Prior to his invention, roof truss production was difficult and time-consuming, requiring highly skilled carpenters to make precise cuts and toe-nail two adjoining pieces wood together. Small mistakes would cause serious time delays as well as weaken the truss. The improved strength of the Gang-Nail plate was evidenced in 1992 when Hurricane Andrew destroyed many homes in South Florida but homes built with Gang-Nail plates were far more likely to survive than those with toe-nailed trusses. Gang-Nails are also used in the manufacturing of floor trusses, premanufactured wall panels, modular housing and mobile home trusses.

Additionally, Gang-Nails are also used to strengthen the ends of railroad sleepers, reducing their tendency to split when spikes are driven into them.
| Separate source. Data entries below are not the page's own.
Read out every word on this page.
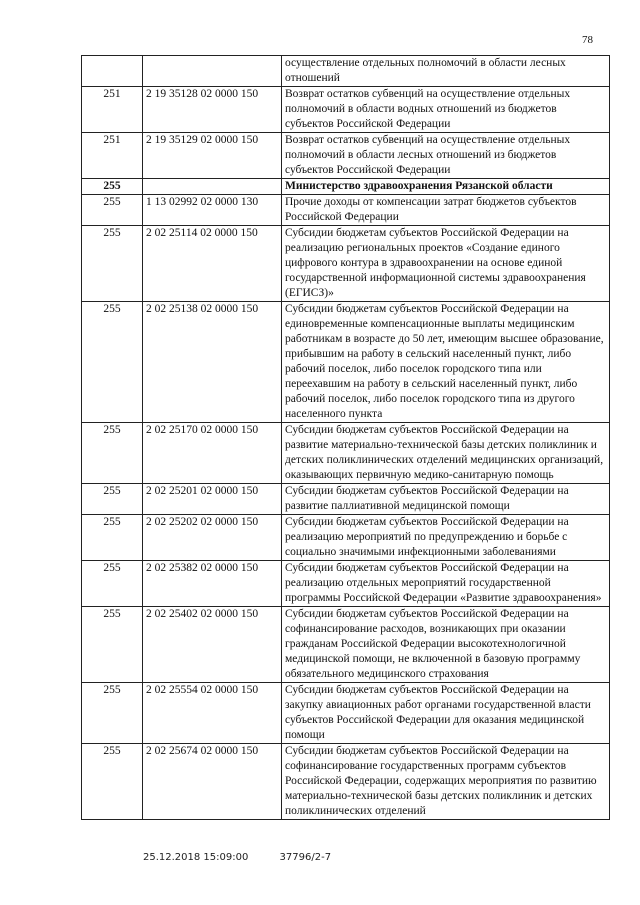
78
		осуществление отдельных полномочий в области лесных отношений
251	2 19 35128 02 0000 150	Возврат остатков субвенций на осуществление отдельных полномочий в области водных отношений из бюджетов субъектов Российской Федерации
251	2 19 35129 02 0000 150	Возврат остатков субвенций на осуществление отдельных полномочий в области лесных отношений из бюджетов субъектов Российской Федерации
255		Министерство здравоохранения Рязанской области
255	1 13 02992 02 0000 130	Прочие доходы от компенсации затрат бюджетов субъектов Российской Федерации
255	2 02 25114 02 0000 150	Субсидии бюджетам субъектов Российской Федерации на реализацию региональных проектов «Создание единого цифрового контура в здравоохранении на основе единой государственной информационной системы здравоохранения (ЕГИСЗ)»
255	2 02 25138 02 0000 150	Субсидии бюджетам субъектов Российской Федерации на единовременные компенсационные выплаты медицинским работникам в возрасте до 50 лет, имеющим высшее образование, прибывшим на работу в сельский населенный пункт, либо рабочий поселок, либо поселок городского типа или переехавшим на работу в сельский населенный пункт, либо рабочий поселок, либо поселок городского типа из другого населенного пункта
255	2 02 25170 02 0000 150	Субсидии бюджетам субъектов Российской Федерации на развитие материально-технической базы детских поликлиник и детских поликлинических отделений медицинских организаций, оказывающих первичную медико-санитарную помощь
255	2 02 25201 02 0000 150	Субсидии бюджетам субъектов Российской Федерации на развитие паллиативной медицинской помощи
255	2 02 25202 02 0000 150	Субсидии бюджетам субъектов Российской Федерации на реализацию мероприятий по предупреждению и борьбе с социально значимыми инфекционными заболеваниями
255	2 02 25382 02 0000 150	Субсидии бюджетам субъектов Российской Федерации на реализацию отдельных мероприятий государственной программы Российской Федерации «Развитие здравоохранения»
255	2 02 25402 02 0000 150	Субсидии бюджетам субъектов Российской Федерации на софинансирование расходов, возникающих при оказании гражданам Российской Федерации высокотехнологичной медицинской помощи, не включенной в базовую программу обязательного медицинского страхования
255	2 02 25554 02 0000 150	Субсидии бюджетам субъектов Российской Федерации на закупку авиационных работ органами государственной власти субъектов Российской Федерации для оказания медицинской помощи
255	2 02 25674 02 0000 150	Субсидии бюджетам субъектов Российской Федерации на софинансирование государственных программ субъектов Российской Федерации, содержащих мероприятия по развитию материально-технической базы детских поликлиник и детских поликлинических отделений
25.12.2018 15:09:00	37796/2-7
In an interview with the Georgia Tech alumni newsletter, John A. White, former dean of engineering at the Georgia Institute of Technology, commented that "The whole notion about affordable housing and productivity increases came about because of [Jureit's] invention." In the same article, Jureit stated that the idea for the connector plate came to him during a church service.

== Business ==

 Automated Building Components, Inc went public in 1961 and grew to be the largest company in its industry having operations around the world manufacturing connector plates, machinery, roof/floor trusses, and roof tile, as well as providing computerized engineering services. By 1979 the company employed over 1000 people and had in excess of 2000 Fabricators (customers). It was acquired by Redlands Corporation (a large European manufacturer of cement roof tiles) in January 1979 where the name was changed to Gang-Nail Systems, Inc to protect its Gang-Nail trademark. It was later sold again, merged with Hydro-Air Engineering, Inc. (another truss plate manufacturer) and renamed MiTek. MiTek was ultimately acquired by famed investor Warren Buffett's Berkshire Hathaway on July 31, 2001.

==Later life==
After retirement Jureit spent most of his time with his wife Mildred & three sons traveling between their homes in NC and FL. He was given the honor of being inducted into the Engineering Hall Of Fame at Georgia Tech in 1996 where he graduated with a degree in Civil Engineering in 1949. He also offered his time on the board of a couple of non-profit organizations and was heavily involved in church activity. Additionally, he continued his interest in his love of Pipe organs and the music they create as his Coral Gables home was built around one back in the mid-1960s. He and Mildred moved to Stuart, Florida in 1999 where he built another home at the age of 83 and was the engineer overseeing its construction. Jureit's first wife, Mildred, died in 2001. Jureit later married Dr. Marie Garritson. In 2005, J. Calvin Jureit died at age 87 from head injuries sustained as the result of a fall.